Two months went by and, much to my surprise, he ended up in Melbourne for a (very) short and (only moderately) sweet 24 hours that did not go to plan. I picked him up from the airport and drove us to the fancy hotel I had booked in the city, only to be turned away after an issue with the booking. We ended up in a cheap motel that had recently changed management after being used as a brothel not long prior, according to the staff at the breakfast buffet the morning after.
We killed our last hours together on a beach, where we slept together under a bright green sarong that he bought to gift to his mother – a sure-fire way to set the precedent for romance.
I was still very much in fling mode when he later jumped out of my car, mid-traffic-jam, and ran across the airport to avoid missing his flight. I didn’t have time to put the handbrake on, let alone walk him to his gate, when that feeling hit me harder than the car door slamming shut on my ’07 Holden Barina.
I still didn’t label it with the L-word, and was annoyed by how often I checked my phone to see if he’d messaged me. But the more I talked to people and had responses comparable to, “Sounds like love!” I could no longer avoid the fact I’d fallen for him.
We were back-and-forth visiting for almost 12 months before we had the “What are we doing?” talk. I don’t remember how it ended up on me to cross the ditch. The initial plan was for him to come to Australia, but his role in the New Zealand Defence Force outweighed my casual job as a supermarket check-out-chick. I think part of me didn’t believe he’d ever really make the move.
The plane wheels had barely hit the tarmac before he went back to work and our honeymoon phase hastily dwindled.
Growing up in Melbourne I had known cold, but I hadn’t been so familiar with Christchurch cold. Especially during winter in a tiny old flat with no insulation and a single shitty heat pump to keep the house warm. Our first “date” in my new hometown was to the local Macpac to buy myself some thermals, where my boyfriend and the sales assistant turned their small talk into an inside joke at my expense about the weather.
Packing all my stuff into two suitcases and moving overseas for someone else didn’t seem like the worst idea at the time. But at the age of 21, and without a hint of direction in life, that should have been my first sign that I wasn’t ready to play the house-wife role.
It didn’t take us long to figure out we were both on two completely opposing paths. His career and desire to build a house didn’t leave much room for me, and I was putting pressure on maintaining the fairy-tale romance we had in Thailand.
We coasted along like a middle-aged, better-off-getting-a-divorce couple, growing less and less fond of each other as a feeling of mutual burden grudgingly morphed into bitter resentment.

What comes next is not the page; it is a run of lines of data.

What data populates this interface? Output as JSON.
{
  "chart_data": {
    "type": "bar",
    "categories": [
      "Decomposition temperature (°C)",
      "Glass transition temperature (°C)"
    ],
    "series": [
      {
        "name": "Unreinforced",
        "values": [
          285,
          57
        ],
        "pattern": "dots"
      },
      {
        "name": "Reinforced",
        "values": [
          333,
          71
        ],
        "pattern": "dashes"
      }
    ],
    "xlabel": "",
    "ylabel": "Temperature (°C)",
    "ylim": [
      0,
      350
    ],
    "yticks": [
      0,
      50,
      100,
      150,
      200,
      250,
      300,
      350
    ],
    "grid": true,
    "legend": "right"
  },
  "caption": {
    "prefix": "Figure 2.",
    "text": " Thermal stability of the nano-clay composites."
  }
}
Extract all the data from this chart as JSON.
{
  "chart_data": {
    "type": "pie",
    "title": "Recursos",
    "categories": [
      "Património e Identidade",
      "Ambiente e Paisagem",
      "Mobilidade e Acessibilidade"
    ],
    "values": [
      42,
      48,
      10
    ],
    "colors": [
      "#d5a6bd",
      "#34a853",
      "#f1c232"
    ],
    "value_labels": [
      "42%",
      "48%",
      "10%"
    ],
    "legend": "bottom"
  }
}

We were going downhill, and fast. Arguments turned into screaming matches, and what I thought was love now felt nothing more than volatile attachment. I regularly wondered where my Prince Charming went. The guy I showed off to my friends, who I proudly boasted about falling in love with and moving overseas for, was slipping away – and I was becoming a person I didn’t want to be.
I stuck around for 12 months before finally walking away from something not meant for me.
Holiday flings are fun, but it’s a different game fitting into each other’s lives once the novelty of being in a foreign place wears off. Sometimes memories are meant to just be memories. And sometimes people are meant to be left in the places you meet them.